The course also delves into the importance of historical data, teaching you how past events can influence current trends.
You’ll tackle the challenges of detrending and learn to avoid common pitfalls that can skew your analysis.
Forecasting is a major focus, with lessons on using econometrics to predict future trends and assess the impact of unexpected shocks.
You’ll practice creating forecasts in R and learn methods to verify their accuracy.
When dealing with non-stationary time series, which can lead to spurious results, the course introduces the Dickey and Fuller test to determine stationarity.
This is crucial for accurate data analysis.
Volatility modeling is another highlight, with in-depth coverage of ARCH and GARCH models.
These models are vital for understanding fluctuations in financial markets, and you’ll gain experience estimating them using R, allowing you to determine the best fit for your data.
By the end of the course, you’ll have a deep understanding of cointegration and its role in revealing long-term relationships in economic data.
Introduction to Vertex Forecasting and Time Series in Practice
Provider: Google Cloud
This course is a blend of theory and hands-on experience, designed to equip you with the skills to analyze and predict time-based data effectively.

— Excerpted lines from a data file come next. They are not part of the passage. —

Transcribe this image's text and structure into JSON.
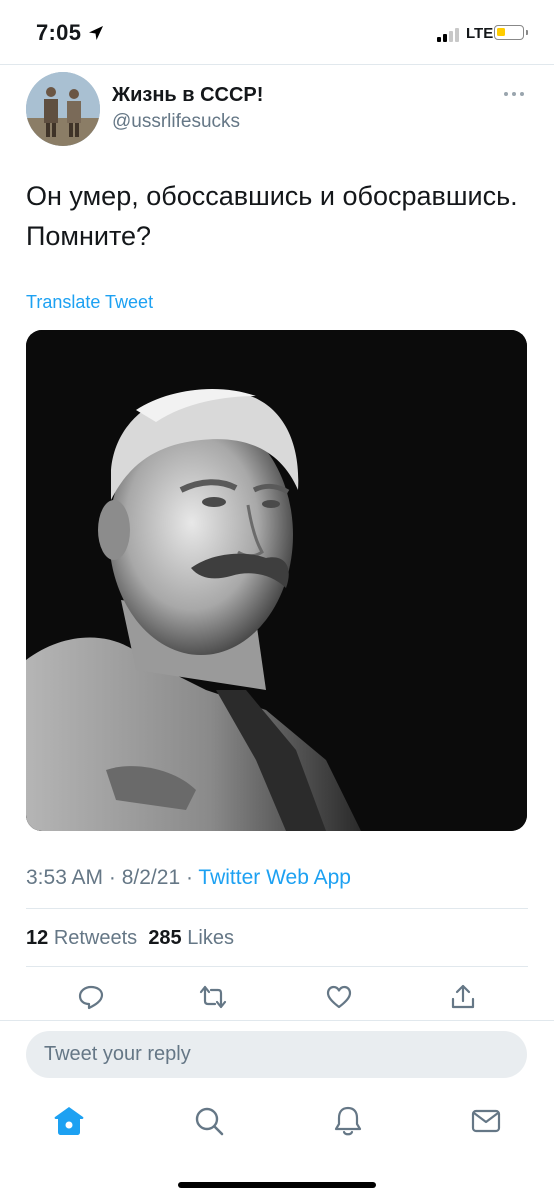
{
  "status_bar": {
    "time": "7:05",
    "network": "LTE",
    "battery_level": 0.35,
    "battery_color": "#ffcc00",
    "signal_bars": 2
  },
  "tweet": {
    "display_name": "Жизнь в СССР!",
    "handle": "@ussrlifesucks",
    "text": "Он умер, обоссавшись и обосравшись. Помните?",
    "translate_label": "Translate Tweet",
    "time": "3:53 AM",
    "date": "8/2/21",
    "source": "Twitter Web App",
    "retweets_count": "12",
    "retweets_label": "Retweets",
    "likes_count": "285",
    "likes_label": "Likes"
  },
  "actions": [
    "reply-icon",
    "retweet-icon",
    "like-icon",
    "share-icon"
  ],
  "reply": {
    "placeholder": "Tweet your reply"
  },
  "tab_bar": [
    "home-icon",
    "search-icon",
    "notifications-icon",
    "messages-icon"
  ],
  "colors": {
    "accent": "#1da1f2",
    "secondary_text": "#657786",
    "divider": "#e1e8ed"
  }
}
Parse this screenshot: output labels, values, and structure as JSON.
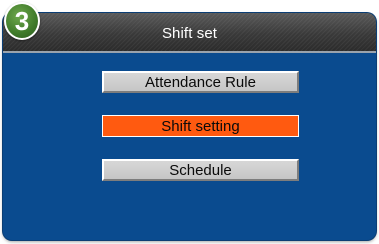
{
  "badge": {
    "number": "3"
  },
  "window": {
    "title": "Shift set"
  },
  "menu": {
    "items": [
      {
        "label": "Attendance Rule",
        "selected": false
      },
      {
        "label": "Shift setting",
        "selected": true
      },
      {
        "label": "Schedule",
        "selected": false
      }
    ]
  },
  "colors": {
    "background": "#0a4b8f",
    "selected_item": "#ff5a10",
    "normal_item": "#cfcfcf",
    "badge": "#3f7a2a"
  }
}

Starting with the essentials, you’ll grasp sequence models and time series patterns, laying the groundwork for more complex concepts.
You’ll become familiar with forecasting notations, essential for identifying data trends and seasonal shifts.
The course then introduces you to forecasting tools like BigQuery ML and Vertex AI, where you’ll actively engage in building a demand forecasting model.
This practical approach ensures you not only learn the concepts but also apply them.
Data handling is crucial in forecasting, and you’ll cover the entire spectrum—from uploading and converting data to feature engineering.
You’ll adopt best practices in data preparation, setting the stage for accurate forecasting models.
Training your model is a critical step, and you’ll learn to determine the right context window and forecast horizon.
The course also covers optimization objectives, guiding you to refine your model for peak performance.
Evaluating and improving your model is next, with training on data splits, backtesting, and evaluation metrics.
You’ll gain the know-how to enhance your model’s accuracy and reliability.
As you progress, the course delves into MLOps with Vertex AI Pipelines, teaching you to streamline the prediction process.
You’ll gain efficiency in making and using predictions, a skill highly valued in the industry.
The capstone of the course is the creation of a forecasting pipeline using Vertex AI Python SDKs.
You’ll tackle real-world challenges like model drift and retraining, and learn to automate your forecasting pipeline.
Your final project involves developing a comprehensive forecasting solution for a retail scenario.
This hands-on lab cements your learning, as you apply the course concepts to a practical use case, including a pilot study.
By the end of this course, you’ll have a robust understanding of time series and forecasting, backed by the practical experience of using Google Cloud’s powerful tools.